Conflicting feelings over Hemingway remain a prime topic in Gertrude Stein and a Companion, as Toklas is still rankled by this dismissal as she converses with the spirit of her long-dead partner. Wells wrote the play for two cast members to occasionally speak in the voice of various characters who passed through their lives, including, of course, Hemingway.

In Theatre Rhino's production, Kathryn L. Wood is playing Gertrude and Elaine Jennings is playing Alice. Haley Bertelsen has the role of a young woman, and while the original New York production had only two performers, the play's licensors are open to expanded casts. Wood is co-directing the upcoming production with Rhino Executive Director John Fisher.
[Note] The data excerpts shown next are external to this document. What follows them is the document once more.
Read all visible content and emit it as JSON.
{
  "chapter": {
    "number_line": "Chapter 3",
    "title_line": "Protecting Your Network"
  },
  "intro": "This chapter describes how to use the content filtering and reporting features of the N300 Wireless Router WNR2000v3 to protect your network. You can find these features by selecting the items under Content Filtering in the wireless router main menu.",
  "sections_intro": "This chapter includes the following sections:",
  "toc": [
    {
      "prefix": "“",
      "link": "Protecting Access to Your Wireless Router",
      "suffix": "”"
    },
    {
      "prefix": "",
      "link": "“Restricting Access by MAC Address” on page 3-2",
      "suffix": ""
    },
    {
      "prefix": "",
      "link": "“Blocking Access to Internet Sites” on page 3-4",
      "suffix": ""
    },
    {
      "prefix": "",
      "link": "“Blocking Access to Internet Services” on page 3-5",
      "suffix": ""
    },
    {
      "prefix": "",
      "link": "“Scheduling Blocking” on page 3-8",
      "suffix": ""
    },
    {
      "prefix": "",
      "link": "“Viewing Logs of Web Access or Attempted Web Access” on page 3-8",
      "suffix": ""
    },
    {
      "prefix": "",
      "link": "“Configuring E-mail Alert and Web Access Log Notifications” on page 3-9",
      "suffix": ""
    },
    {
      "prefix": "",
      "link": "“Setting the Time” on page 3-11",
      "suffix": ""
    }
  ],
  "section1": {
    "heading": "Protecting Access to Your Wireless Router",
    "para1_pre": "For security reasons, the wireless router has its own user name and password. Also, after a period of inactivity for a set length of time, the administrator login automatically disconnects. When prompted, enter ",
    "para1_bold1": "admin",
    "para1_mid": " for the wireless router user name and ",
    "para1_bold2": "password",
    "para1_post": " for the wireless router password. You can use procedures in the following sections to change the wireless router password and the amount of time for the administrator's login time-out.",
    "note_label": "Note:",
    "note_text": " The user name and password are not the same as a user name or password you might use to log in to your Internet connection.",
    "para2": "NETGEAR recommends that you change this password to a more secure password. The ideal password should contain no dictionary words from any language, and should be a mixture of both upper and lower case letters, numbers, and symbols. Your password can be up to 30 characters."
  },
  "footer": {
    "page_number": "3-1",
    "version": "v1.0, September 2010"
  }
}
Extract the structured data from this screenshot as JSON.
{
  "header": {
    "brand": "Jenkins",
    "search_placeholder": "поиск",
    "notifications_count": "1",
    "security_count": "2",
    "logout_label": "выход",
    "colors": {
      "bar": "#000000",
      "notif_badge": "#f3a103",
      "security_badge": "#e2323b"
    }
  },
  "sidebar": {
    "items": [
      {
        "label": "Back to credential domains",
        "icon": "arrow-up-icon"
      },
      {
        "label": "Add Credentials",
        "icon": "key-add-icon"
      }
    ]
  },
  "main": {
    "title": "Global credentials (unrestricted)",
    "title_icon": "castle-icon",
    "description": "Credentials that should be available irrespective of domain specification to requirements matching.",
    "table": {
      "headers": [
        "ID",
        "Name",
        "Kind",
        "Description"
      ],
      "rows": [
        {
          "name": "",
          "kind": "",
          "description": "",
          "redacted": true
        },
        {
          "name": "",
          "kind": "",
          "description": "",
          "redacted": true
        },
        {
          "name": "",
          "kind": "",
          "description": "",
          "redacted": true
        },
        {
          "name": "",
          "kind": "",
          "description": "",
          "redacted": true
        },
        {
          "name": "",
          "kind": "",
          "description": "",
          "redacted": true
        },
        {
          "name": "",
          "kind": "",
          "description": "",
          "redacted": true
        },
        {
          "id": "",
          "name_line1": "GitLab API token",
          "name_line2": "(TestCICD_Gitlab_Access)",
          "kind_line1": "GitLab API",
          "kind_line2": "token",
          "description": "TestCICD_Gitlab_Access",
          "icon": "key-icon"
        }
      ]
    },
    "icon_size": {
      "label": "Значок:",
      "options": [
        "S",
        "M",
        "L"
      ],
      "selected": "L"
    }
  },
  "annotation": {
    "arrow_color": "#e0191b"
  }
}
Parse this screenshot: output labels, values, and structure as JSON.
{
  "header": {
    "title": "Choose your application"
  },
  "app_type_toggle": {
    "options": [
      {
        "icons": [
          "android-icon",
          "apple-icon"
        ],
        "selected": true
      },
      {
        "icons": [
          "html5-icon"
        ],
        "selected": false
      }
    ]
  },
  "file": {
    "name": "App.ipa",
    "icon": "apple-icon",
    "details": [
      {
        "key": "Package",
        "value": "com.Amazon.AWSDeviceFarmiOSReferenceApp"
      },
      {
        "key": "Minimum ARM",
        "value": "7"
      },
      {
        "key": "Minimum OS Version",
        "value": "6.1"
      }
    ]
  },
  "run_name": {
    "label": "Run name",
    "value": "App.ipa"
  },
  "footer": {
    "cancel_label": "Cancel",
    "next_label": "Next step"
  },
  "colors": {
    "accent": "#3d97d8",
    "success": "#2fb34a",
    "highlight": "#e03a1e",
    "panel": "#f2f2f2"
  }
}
Unfortunately for playwright Win Wells, he died of cancer just as Gertrude Stein and a Companion was beginning to attract attention. He had worked on several second-tier movies before that, including writing the story for the 1979 Bloodbath, directed by his longtime partner Silvio Narizzano (who had made himself in 1966 with Georgy Girl ). Information on Wells that could include how he came to take on Stein and Toklas as a subject is hard to come by. We do know that he wrote a play about Federico Garcia Lorca in 1981 that was produced in Los Angeles, and that he lived his final years in Mojacar, Spain, with Narizzano.

A short bio of Wells included in the script for Gertrude Stein and a Companion reports that he was born in Arkansas, where, "perched on his father's shoulder, he witnessed a lynching." He declared himself a poet at age 12, moved north, and would tour 47 states as an early beat poet. Wells was working on a new play about the eccentric avant-garde poet Edith Sitwell when he died at age 48.